This work investigates the spectral approximation of the ℓ-th order Kikuchi graph of a random 2r-uniform hypergraph to that of the complete hypergraph, with applications to the Max 2r-XOR problem. By introducing a novel analysis framework incorporating locality, the authors apply the matrix Bernstein inequality for the first time to the block structure of the Johnson scheme, establishing tight spectral approximation bounds. They prove that when the number of hyperedges is at least \( n \cdot (n/\ell)^{r-1} \cdot \log n \), the degree-2ℓ Sum-of-Squares (SoS) semidefinite relaxation is integral on noisy planted 2r-XOR instances, achieving an approximation bound that is optimal up to logarithmic factors.

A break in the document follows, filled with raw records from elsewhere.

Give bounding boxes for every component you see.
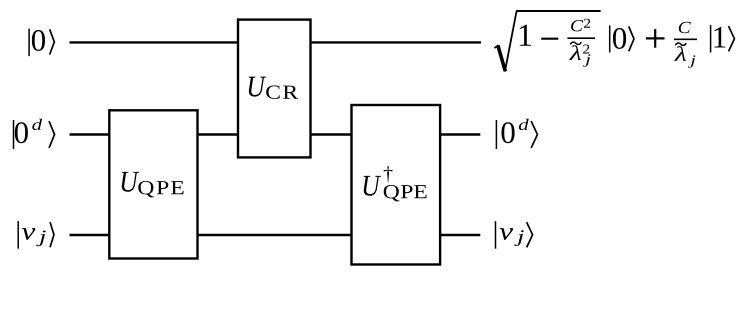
gate U_QPE box	[109, 110, 197, 258]
plus sign	[646, 29, 665, 48]
input ket |0^d> on wire q1	[14, 119, 55, 149]
denominator subscript j 2	[688, 55, 695, 67]
denominator exponent 2	[583, 45, 589, 54]
gate U_QPE-dagger label	[364, 166, 427, 201]
gate U_QPE-dagger box	[352, 105, 441, 265]
output ket |v_j> on wire q2	[496, 221, 533, 249]
denominator lambda 1	[569, 45, 581, 60]
input ket |v_j> on wire q2	[18, 221, 54, 249]
numerator C	[571, 20, 583, 31]
ket |1> in formula	[711, 25, 735, 53]
gate U_CR box	[238, 20, 311, 158]
tilde over lambda 2	[675, 43, 686, 45]
ket |0> in formula	[610, 25, 634, 52]
radicand digit 1	[520, 25, 531, 46]
tilde over lambda 1	[570, 42, 581, 44]
wire q1 (|0^d> rail)	[70, 133, 481, 135]
fraction bar C^2 / lambda^2	[567, 37, 595, 39]
gate U_CR label	[249, 77, 298, 99]
denominator lambda 2	[674, 46, 686, 61]
numerator C 2nd	[679, 22, 691, 33]
radical sign	[494, 11, 600, 72]
output ket |0^d> on wire q1	[496, 119, 537, 149]
wire q0 (|0> rail)	[70, 41, 482, 43]
minus sign	[541, 38, 558, 40]
denominator subscript j 1	[583, 54, 590, 66]
wire q2 (|v_j> rail)	[70, 234, 481, 236]
input ket |0> on wire q0	[29, 29, 54, 56]
gate U_QPE label	[122, 172, 184, 198]
numerator exponent 2	[584, 19, 590, 28]
fraction bar C / lambda	[674, 38, 697, 40]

We prove that level-$\ell$ Kikuchi graphs of random $2r$-uniform hypergraphs spectrally approximate the Kikuchi graph of the complete $2r$-uniform hypergraph at a sampling rate that is sharp up to a logarithmic factor, in the regime $r\leq \ell \leq n/2$. Our proof is based on the matrix Bernstein inequality, but, unlike prior works, we apply it to an appropriate collection of blocks of Johnson eigenspaces. Our analysis relies on a new, simple band-locality property for arbitrary Kikuchi graphs. As an application, we prove that the natural degree-$2\ell$ sum-of-squares relaxation for the Max $2r$-XOR problem is ``integral'' when the input is a planted noisy $2r$-XOR instance on a random hypergraph with $\gtrsim n \cdot (n/\ell)^{r-1} \log n$ hyperedges.